200,000 Christian Shoppers Are Wearing "It's OK to Wish Me A Merry Christmas" Buttons
November 25, 2009 by Patrick Madrid
Filed under Patrick's Blog
There are plenty of creative and effective things Catholics and other Christians can do to push back against militant secularism, and this new button campaign is a good example. It’s an overt way of publicly making an important point — i.e., Christmas is about Christmas, not some generic “holidays” — and you don’t even have to open your mouth to do it. To be sure, wearing one of these buttons will likely lead to opportunities to speak verbally about this message, but even if no one queries (or challenges) you about it, they will read the message, and it will stick with them.
With over 200,000 buttons on the streets and in stores this year, local store associates are likely to be presented with the opportunity to deviate from the corporate holiday wishing policy of top retailers like the Gap and Best Buy, and stealthily wish their customer “Merry Christmas” instead of the generic “Happy Holidays”. But since 96% of Americans celebrate Christmas (Gallup Poll, 2004), it’s likely that the store cashiers would prefer to wish their customers “Merry Christmas” as well. In fact 88% of Americans state that “It’s okay to wish ‘Merry Christmas’.” (Gallup Poll). . . . (source)Over 200,000 shoppers are wearing buttons this Christmas season that proclaim a straightforward message to retailers: “It’s OK, Wish Me A Merry Christmas(tm).” Individuals and churches around the country are partnering with the Wish Me A Merry Christmas Campaign mobilizing advocates energized for a return to the traditional, convivial greeting, bearing buttons that make a clear statement – “It’s OK, Wish Me A Merry Christmas(tm) (www.wmamc.com)”. Over 200,000 of these buttons have been distributed nationally.
I am really amused how American civil leaders are so afraid to claim Christmas holidays as something "Christian" in origin. The same way that Eid Al-Adha is something Islamic.

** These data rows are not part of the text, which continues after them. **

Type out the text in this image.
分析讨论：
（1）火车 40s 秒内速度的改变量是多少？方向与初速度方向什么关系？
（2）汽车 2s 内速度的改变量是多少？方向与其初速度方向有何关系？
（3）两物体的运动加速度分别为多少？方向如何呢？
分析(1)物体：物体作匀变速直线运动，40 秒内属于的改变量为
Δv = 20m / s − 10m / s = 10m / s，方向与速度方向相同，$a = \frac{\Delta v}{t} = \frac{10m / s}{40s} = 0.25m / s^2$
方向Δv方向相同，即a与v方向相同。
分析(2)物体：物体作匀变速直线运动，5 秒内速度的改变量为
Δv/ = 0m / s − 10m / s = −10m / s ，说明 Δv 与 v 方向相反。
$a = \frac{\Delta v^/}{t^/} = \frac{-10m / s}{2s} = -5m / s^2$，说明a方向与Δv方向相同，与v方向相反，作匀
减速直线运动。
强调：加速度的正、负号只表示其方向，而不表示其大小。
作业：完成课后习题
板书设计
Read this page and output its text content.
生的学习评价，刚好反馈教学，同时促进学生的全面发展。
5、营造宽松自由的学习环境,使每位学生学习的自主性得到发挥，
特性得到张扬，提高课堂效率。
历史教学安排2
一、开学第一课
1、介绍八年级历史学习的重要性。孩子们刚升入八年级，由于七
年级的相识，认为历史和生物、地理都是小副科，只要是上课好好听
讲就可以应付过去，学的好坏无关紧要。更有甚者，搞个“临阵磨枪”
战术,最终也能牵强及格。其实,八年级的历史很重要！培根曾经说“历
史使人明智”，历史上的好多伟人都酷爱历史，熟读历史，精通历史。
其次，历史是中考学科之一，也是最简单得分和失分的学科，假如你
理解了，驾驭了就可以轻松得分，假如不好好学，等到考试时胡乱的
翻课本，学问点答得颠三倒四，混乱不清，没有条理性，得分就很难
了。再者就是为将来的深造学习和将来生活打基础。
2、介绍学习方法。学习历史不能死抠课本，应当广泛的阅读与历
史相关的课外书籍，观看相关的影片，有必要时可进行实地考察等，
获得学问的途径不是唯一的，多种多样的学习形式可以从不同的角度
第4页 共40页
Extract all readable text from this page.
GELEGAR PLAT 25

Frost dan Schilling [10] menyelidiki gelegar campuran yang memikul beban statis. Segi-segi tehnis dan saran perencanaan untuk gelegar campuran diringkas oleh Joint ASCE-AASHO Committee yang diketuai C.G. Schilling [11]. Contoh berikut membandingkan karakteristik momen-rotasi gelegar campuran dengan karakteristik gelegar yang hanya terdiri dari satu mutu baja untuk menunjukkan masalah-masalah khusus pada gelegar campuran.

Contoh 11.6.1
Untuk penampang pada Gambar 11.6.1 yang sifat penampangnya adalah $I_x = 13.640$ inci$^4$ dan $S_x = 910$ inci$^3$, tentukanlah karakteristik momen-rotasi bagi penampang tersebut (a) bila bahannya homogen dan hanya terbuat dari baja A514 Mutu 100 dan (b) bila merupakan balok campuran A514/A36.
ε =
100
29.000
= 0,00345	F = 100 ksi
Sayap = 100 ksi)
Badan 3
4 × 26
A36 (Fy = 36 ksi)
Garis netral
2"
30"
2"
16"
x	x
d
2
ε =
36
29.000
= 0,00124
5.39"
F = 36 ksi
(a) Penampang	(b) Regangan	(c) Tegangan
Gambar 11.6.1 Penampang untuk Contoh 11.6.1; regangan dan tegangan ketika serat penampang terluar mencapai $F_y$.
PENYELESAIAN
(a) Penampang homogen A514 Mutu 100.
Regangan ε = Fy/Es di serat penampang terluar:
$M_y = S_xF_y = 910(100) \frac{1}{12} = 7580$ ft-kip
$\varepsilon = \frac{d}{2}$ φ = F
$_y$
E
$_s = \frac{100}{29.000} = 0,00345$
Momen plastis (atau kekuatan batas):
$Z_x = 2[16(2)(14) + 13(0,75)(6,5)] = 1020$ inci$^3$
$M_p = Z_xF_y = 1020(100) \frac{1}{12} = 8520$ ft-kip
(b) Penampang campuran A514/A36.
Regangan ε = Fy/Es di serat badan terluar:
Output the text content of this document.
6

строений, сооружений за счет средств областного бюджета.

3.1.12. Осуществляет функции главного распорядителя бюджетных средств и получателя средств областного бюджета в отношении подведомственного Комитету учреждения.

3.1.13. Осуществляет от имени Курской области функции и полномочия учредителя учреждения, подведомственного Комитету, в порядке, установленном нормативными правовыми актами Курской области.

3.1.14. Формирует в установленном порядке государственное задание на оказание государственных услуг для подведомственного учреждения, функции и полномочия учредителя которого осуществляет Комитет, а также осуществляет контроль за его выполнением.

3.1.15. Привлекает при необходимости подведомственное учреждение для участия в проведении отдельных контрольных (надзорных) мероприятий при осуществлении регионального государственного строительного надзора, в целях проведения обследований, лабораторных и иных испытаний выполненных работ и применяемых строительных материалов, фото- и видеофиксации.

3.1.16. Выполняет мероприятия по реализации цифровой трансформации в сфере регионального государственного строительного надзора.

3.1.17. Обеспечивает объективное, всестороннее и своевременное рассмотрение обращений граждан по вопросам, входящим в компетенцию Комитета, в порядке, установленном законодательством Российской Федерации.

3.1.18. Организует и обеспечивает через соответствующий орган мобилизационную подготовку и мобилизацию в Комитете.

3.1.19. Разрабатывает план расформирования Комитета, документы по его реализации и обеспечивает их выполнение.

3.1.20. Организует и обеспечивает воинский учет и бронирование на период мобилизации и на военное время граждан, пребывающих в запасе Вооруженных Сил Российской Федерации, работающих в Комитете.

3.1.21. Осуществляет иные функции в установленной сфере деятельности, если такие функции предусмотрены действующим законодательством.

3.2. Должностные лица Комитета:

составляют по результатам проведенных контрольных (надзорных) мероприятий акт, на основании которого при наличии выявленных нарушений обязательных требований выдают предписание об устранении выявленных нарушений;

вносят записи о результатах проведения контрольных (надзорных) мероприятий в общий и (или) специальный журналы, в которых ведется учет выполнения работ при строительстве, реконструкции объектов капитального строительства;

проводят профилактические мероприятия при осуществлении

Forbidding American Christians (Catholics) to wish one another with "Merry Christmas" is completely ridiculous to most of us outside the land of the free United States of America. In the Middle East where I worked with many languages, races and religion, they never restricted themselves in greeting everyone (regardless whether they're talking with Christians, Bhuddists, Hindus, Sheikhs-even Muslims do) with utmost honesty and respect "Merry Christmas" because they know Christmas is something Christian.
A Land of the Free? I deeply doubt that.
Thanks Mr. Madrid and God bless you and your loved ones… advance MERRY CHRISTMAS!